Many government administrative regimes related to identity documents are based on harmful stereotypes about trans people and include unnecessary barriers such as onerous proof of identity, prohibitive costs, and gatekeeping by lawyers, notaries, commissioners and doctors. This deprives many trans people of access to ID, which is not only discriminatory and dehumanizing, but impacts full participation in society. Updating ID should be as easily accessed as updating one’s address.

Trans people must be issued identity documents that reflect their identity.

Recommandations

  1. Provincial, territorial and federal governments should immediately amend their current practices for issuing identity documents to address barriers trans people experience, including onerous application processes, a lack of coordination between government ministries, and parental consent requirements.
  2. Fees associated with issuing or amending identity documents should be waived for everyone, particularly Indigenous trans and/or Two-Spirit people who want to reclaim their family lineage names.
  3. Reparations for the consequences of requiring sterilizing genital surgery as a prerequisite for updating gender markers should be paid.
  4. Indigenous trans and/or Two-Spirit people should be supported to reclaim Indigenous names. To assist with this, governments should, among other things:
    • update their systems to Unicode so identity documents and other records can be produced showing characters not in the Latin alphabet (such as characters in Indigenous languages), and diacritic marks (which indicate pronunciation);
    • amend name legislation to allow for single word names.
  5. Provincial and territorial government agencies should end the requirement for the mandatory assignment of sex or gender on birth records, and all government records, and should remove current requirements for compulsory display or sex or gender markers on government identification.
  6. Citizenship should not be a barrier to obtaining or updating identity documents.
  7. Regardless of the status of a trans person’s identity documents, all levels of government, legal service providers, courts and tribunals should:
    • adopt the language and gender markers trans people request and provide access to required services and facilities, such as washroom and changerooms;
    • update procedures and data management practices to protect trans people from being outed.

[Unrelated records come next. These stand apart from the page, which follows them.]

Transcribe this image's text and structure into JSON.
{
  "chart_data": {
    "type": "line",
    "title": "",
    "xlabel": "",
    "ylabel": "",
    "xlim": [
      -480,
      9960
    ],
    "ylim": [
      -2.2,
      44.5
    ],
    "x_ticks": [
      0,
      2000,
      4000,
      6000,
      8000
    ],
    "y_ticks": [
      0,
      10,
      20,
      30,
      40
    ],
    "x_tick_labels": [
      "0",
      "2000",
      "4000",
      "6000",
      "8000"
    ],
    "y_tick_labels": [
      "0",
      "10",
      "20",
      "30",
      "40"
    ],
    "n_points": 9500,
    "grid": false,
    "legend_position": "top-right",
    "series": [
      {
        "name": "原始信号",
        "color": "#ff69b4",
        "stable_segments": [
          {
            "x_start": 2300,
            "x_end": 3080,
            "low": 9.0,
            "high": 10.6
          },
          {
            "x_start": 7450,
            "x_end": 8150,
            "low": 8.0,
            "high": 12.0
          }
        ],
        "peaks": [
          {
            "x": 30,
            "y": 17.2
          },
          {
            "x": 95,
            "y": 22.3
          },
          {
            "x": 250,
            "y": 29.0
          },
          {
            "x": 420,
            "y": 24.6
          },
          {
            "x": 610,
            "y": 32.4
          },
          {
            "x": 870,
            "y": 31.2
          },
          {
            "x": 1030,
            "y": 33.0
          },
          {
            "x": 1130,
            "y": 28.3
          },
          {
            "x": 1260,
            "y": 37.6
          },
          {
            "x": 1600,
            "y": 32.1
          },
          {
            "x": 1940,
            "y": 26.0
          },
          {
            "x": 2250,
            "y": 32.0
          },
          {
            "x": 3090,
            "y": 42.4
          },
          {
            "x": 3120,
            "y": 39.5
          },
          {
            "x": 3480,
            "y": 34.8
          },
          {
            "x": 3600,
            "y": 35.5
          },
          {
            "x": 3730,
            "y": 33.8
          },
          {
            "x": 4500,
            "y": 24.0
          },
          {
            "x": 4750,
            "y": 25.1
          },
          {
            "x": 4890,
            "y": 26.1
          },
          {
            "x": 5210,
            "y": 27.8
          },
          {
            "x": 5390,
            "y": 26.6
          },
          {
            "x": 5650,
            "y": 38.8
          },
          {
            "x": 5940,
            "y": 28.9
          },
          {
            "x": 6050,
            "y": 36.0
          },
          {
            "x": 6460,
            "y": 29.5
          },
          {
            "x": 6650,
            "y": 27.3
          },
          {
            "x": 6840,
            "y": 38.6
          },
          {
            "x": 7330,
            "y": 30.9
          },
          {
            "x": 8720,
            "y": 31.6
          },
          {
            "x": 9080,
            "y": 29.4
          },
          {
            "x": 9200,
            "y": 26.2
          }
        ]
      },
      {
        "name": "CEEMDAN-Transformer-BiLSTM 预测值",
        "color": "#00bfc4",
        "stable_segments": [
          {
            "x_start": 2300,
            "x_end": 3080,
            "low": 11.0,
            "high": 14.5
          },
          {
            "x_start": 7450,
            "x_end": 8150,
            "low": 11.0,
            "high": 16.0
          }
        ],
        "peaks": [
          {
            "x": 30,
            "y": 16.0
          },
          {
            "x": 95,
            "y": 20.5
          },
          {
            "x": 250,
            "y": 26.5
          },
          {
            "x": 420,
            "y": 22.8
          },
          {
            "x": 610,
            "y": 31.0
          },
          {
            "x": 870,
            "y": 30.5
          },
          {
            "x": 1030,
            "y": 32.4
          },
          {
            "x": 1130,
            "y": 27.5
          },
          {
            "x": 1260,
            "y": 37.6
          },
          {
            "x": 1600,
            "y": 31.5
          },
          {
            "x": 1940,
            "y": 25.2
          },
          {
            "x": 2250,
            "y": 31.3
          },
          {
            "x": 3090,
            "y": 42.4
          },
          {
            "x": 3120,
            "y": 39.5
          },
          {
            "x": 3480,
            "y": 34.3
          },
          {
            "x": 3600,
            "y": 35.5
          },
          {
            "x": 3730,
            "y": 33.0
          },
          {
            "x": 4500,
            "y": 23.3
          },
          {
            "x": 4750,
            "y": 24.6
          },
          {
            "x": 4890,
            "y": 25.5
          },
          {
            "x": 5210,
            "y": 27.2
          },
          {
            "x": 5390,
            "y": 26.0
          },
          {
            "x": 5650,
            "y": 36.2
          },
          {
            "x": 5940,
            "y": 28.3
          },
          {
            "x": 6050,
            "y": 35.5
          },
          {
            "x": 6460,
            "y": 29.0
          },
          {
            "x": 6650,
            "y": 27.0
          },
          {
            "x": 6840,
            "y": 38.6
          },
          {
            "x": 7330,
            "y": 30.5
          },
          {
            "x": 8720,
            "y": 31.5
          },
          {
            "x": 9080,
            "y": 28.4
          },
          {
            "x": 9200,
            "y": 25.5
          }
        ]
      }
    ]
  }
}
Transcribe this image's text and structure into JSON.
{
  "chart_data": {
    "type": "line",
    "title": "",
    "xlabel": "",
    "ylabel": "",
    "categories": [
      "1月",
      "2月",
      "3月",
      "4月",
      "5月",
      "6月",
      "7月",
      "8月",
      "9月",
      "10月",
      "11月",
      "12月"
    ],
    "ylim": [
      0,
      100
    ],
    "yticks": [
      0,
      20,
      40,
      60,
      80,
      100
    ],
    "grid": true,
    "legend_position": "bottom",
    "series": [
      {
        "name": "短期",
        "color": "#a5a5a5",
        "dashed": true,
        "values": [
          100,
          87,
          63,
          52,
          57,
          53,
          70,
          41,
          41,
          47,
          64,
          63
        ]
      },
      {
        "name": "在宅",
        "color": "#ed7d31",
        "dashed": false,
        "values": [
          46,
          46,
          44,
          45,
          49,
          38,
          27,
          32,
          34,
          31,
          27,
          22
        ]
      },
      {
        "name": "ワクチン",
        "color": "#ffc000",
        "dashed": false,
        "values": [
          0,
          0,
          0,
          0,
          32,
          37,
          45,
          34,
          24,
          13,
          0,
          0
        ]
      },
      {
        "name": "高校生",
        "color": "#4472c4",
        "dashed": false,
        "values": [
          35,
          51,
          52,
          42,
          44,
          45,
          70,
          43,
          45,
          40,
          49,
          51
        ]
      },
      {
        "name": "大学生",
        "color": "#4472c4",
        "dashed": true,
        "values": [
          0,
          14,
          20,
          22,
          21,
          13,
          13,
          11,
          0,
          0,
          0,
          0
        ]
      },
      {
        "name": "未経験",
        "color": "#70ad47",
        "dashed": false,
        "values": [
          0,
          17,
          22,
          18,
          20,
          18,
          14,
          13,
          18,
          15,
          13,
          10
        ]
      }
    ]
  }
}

FINANCES, HOUSING, HEALTH AND SOCIAL
SERVICES

Trans people have statistically lower incomes than other people in Canada and often encounter discrimination, including in employment and housing. Many lack financial, social and emotional support as a result of their isolation from family. Trans people should have access to trans-informed social services.

Recommandations

  1. Federal, provincial and territorial governments should implement programs to ensure income security for all trans people.
  2. Federal, provincial and territorial governments should implement programs to ensure affordable housing for all trans people.
  3. Federal, provincial and territorial governments should ensure adequate funding for trans health, including mental health, and social services, for all trans people.